Wednesday, September 4, 2013

2 years & 4 months.

Dear Scarlett,

Summer camp ended for you in August. I think you miss it. You ask for it everyday. You are such a social little girl. You love to be out and about, doing new things and enjoying yourself. You are like me in that way. I love to be busy. This summer you went to 5 weeks of summer camp for 2 year olds and then I got you into the 3-5 year old summer camp for 5 weeks since they thought you were so well behaved for a 2 year old. Your teachers all love you and want to be your preschool teacher. But you aren't going to the YMCA preschool, you are going to a brand new preschool. I get sad about this. I don't want to leave you for full days. I want to go back part time, let you go to school part time and spend the rest of my days with you. But I have to go back to work to get health insurance for us. Daddy's insurance isn't very good at all and we need to save up as much money so that we can start saving for your college ;)

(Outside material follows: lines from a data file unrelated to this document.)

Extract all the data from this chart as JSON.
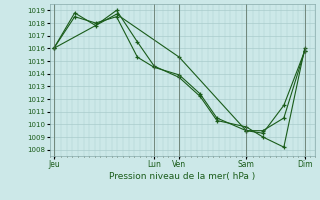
{
  "title": "Pression niveau de la mer( hPa )",
  "background_color": "#cce8e8",
  "grid_color": "#aacccc",
  "line_color": "#1a5c1a",
  "vline_color": "#556655",
  "ylim": [
    1007.5,
    1019.5
  ],
  "yticks": [
    1008,
    1009,
    1010,
    1011,
    1012,
    1013,
    1014,
    1015,
    1016,
    1017,
    1018,
    1019
  ],
  "day_labels": [
    "Jeu",
    "Lun",
    "Ven",
    "Sam",
    "Dim"
  ],
  "day_positions": [
    0.0,
    4.8,
    6.0,
    9.2,
    12.0
  ],
  "xlim": [
    -0.2,
    12.5
  ],
  "series1_x": [
    0,
    1,
    2,
    3,
    4,
    4.8,
    6.0,
    7,
    7.8,
    9.2,
    10,
    11,
    12
  ],
  "series1_y": [
    1016.0,
    1018.5,
    1018.0,
    1018.5,
    1015.3,
    1014.5,
    1013.9,
    1012.4,
    1010.5,
    1009.5,
    1009.5,
    1010.5,
    1015.8
  ],
  "series2_x": [
    0,
    1,
    2,
    3,
    4,
    4.8,
    6.0,
    7,
    7.8,
    9.2,
    10,
    11,
    12
  ],
  "series2_y": [
    1016.0,
    1018.8,
    1017.8,
    1019.0,
    1016.5,
    1014.6,
    1013.7,
    1012.2,
    1010.3,
    1009.8,
    1009.0,
    1008.2,
    1016.0
  ],
  "series3_x": [
    0,
    3,
    6.0,
    9.2,
    10,
    11,
    12
  ],
  "series3_y": [
    1016.0,
    1018.7,
    1015.3,
    1009.5,
    1009.3,
    1011.5,
    1015.8
  ],
  "marker_size": 3.5,
  "line_width": 0.8,
  "ytick_fontsize": 5,
  "xtick_fontsize": 5.5,
  "xlabel_fontsize": 6.5
}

This month, you have been getting good at going on the potty. You tell me usually. I can tell it is going to be quite easy for you. You're just a smart cookie! You are speaking fluent sentences and you crack me up with the cute things that you say! I need to start posting some more videos on here.

We have been enjoying summer. Going to the beach, kid concerts, picnics in the park, play dates and more. The family came down recently and we all took a trip to the zoo. You fed goats, saw camels and played with giraffes. I want to do as much as I can with you before I go back to work....tears again. I know you will love it but it's still hard for me. You are becoming quite the string bean. Tall and skinny. But happy as can be. I love all your expressions. They make me smile. You don't seem to have any characteristics of a "Terrible Two Year Old" .......maybe that is yet to come?

I was thinking about this today. I hope you and I are always as close as we are now. When I was younger, I went through a teenage phase where I was not close with my mother. In ways I felt like she was absent and it hurt me a lot. Now that I'm older, I understand that things don't always go as planned but I promise you Scarlett, I will be here. Forever. Through thick and thin. I want you to come to me when you are sad, come to me when you are feeling lonely. I want you to talk to me like a friend. When you hug me and ask me to cuddle you, I think, "I wish you would need me like this forever."

Happy 28 months little lady! My how you are becoming a sweet little girl.

Love Mama












 You got sick a couple times with ear infections. We ended up in the ER this night....

 You love babies lately. Little motherly instincts already.







 Another favorite lately is horsies. You sleep with 6 of them at night.